Stasiun Pengisian Bahan Bakar Umum (SPBU) kawasan Fatmawati berhenti operasi sementara, usai Presiden Jokowi mengumumkan kenaikan harga bahan bakar minyak (BBM) di Istana Merdeka, Jakarta, Sabtu siang pukul 14.30 WIB.

Pada pukul 15.01 WIB, tiga petugas keamanan tampak memasang pembatas di jalan masuk agar kendaraan roda dua maupun empat tidak bisa masuk untuk mengisi BBM.

Tak lama kemudian, banyak pembawa kendaraan roda dua maupun empat menanyakan mengapa SPBU ditutup.

Selain itu, ada juga beberapa pembawa kendaraan yang mau menunggu selama beberapa menit di depan SPBU tersebut untuk segera dibuka.

Baca juga: Kenaikan harga BBM jadi momentum maksimalkan pemanfaatan energi bersih

SPBU Fatmawati tampak sepi tanpa ada kendaraan yang masuk dan para petugas tampak beristirahat dekat pengisian BBM.

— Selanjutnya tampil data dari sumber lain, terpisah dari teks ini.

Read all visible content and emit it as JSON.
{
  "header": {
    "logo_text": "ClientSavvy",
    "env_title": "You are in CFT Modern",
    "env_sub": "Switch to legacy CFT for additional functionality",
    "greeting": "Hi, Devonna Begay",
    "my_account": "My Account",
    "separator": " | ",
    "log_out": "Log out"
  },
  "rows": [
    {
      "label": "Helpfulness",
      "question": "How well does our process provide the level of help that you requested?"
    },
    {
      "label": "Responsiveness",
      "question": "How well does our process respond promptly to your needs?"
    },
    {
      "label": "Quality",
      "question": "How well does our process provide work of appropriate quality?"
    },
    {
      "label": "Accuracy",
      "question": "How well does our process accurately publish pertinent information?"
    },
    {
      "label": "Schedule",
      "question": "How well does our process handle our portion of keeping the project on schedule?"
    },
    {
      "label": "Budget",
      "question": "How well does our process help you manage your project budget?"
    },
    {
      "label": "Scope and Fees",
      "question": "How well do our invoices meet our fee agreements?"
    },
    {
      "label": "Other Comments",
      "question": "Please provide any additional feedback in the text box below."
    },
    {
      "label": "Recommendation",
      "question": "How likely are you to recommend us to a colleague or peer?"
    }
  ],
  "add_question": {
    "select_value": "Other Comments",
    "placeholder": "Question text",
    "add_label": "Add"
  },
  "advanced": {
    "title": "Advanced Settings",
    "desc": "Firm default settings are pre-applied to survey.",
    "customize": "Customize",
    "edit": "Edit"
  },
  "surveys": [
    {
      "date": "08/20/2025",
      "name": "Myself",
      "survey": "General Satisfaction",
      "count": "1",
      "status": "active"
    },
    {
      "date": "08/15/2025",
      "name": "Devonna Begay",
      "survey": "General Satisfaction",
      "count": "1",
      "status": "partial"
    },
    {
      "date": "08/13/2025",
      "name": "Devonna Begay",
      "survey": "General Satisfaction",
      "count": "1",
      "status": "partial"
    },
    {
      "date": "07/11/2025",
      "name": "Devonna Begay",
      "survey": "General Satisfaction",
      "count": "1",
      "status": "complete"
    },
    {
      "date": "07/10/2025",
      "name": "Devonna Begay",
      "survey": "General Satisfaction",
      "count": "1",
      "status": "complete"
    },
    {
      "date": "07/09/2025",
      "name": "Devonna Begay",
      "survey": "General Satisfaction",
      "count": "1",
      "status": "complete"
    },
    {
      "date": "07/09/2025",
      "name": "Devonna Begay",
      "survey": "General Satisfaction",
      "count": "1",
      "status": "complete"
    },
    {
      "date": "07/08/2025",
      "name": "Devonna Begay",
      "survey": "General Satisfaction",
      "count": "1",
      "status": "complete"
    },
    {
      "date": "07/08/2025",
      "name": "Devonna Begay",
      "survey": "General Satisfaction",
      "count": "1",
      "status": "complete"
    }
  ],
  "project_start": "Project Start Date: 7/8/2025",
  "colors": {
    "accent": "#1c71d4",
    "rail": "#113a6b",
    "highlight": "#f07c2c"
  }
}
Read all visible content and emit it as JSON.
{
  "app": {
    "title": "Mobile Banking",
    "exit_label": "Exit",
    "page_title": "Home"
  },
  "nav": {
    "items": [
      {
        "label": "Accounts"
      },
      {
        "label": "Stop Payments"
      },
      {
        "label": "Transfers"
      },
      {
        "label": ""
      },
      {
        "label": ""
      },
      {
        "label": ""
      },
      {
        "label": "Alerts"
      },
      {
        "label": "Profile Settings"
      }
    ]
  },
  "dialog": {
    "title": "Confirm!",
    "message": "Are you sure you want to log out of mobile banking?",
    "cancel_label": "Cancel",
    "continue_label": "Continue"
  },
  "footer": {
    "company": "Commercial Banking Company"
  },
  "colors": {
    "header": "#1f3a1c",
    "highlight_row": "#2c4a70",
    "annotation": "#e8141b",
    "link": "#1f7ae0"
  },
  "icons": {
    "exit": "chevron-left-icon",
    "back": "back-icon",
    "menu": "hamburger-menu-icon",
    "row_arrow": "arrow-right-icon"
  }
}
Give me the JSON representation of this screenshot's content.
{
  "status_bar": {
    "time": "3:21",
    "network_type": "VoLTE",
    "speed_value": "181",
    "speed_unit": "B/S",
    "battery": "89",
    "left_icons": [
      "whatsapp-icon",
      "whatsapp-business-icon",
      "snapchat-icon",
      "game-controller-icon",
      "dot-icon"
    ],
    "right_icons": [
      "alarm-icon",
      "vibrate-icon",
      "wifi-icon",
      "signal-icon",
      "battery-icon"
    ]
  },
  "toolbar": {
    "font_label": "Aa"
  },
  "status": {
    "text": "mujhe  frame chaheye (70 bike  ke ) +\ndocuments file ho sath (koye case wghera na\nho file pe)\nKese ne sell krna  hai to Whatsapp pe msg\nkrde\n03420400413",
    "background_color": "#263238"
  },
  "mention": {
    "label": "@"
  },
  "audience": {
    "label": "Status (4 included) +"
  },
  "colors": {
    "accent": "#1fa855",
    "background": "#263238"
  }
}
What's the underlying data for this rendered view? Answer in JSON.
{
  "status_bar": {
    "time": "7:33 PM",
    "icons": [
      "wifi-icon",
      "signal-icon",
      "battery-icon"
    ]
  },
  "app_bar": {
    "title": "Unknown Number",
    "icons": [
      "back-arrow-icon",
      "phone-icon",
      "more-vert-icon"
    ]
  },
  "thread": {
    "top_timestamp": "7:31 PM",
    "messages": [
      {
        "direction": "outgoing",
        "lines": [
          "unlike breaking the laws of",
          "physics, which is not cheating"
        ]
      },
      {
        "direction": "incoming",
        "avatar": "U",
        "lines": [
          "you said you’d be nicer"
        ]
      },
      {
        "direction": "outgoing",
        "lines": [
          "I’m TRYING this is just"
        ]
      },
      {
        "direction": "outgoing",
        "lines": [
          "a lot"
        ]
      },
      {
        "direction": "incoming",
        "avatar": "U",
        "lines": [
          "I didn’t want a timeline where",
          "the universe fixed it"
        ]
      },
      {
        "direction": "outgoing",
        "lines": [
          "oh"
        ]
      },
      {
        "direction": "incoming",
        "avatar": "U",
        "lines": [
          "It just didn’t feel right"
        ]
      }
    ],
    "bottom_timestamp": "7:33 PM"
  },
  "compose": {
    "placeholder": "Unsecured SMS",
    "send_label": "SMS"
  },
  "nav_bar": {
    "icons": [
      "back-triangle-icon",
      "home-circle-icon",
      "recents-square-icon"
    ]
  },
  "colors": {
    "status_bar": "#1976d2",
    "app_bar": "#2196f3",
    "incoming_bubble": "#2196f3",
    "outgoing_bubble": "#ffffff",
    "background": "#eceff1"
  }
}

Berdasarkan keterangan di lokasi, pihak SPBU telah mengatur ulang (reset) pada papan harga yakni Pertalite dari Rp7.650 menjadi Rp10.000 pada 15.22 WIB.

Pada pukul 15.35 WIB, pembatas jalan kembali dibuka dan SPBU kembali beroperasi yang langsung dipenuhi kendaraan roda dua dan empat memasuki tempat itu.

Pemerintah menaikkan harga Pertalite dari Rp7.650 per liter menjadi Rp10.000 per liter, solar subsidi dari Rp5.150 per liter jadi Rp6.800 per liter, Pertamax nonsubsidi naik dari Rp12.500 jadi Rp14.500 per liter berlaku pada Sabtu 3 September 2022 pukul 14.30 WIB.

Baca juga: Menkeu ungkap alasan harga BBM naik meski minyak dunia turun

Menurut Menteri ESDM (Energi dan Sumber Daya Mineral) Arifin Tasrif, pemerintah menyesuaikan harga BBM subsidi Pertalite menjadi Rp10 ribu per liter dari sebelumnya Rp7.650 per liter mulai Sabtu pukul 14.30 WIB.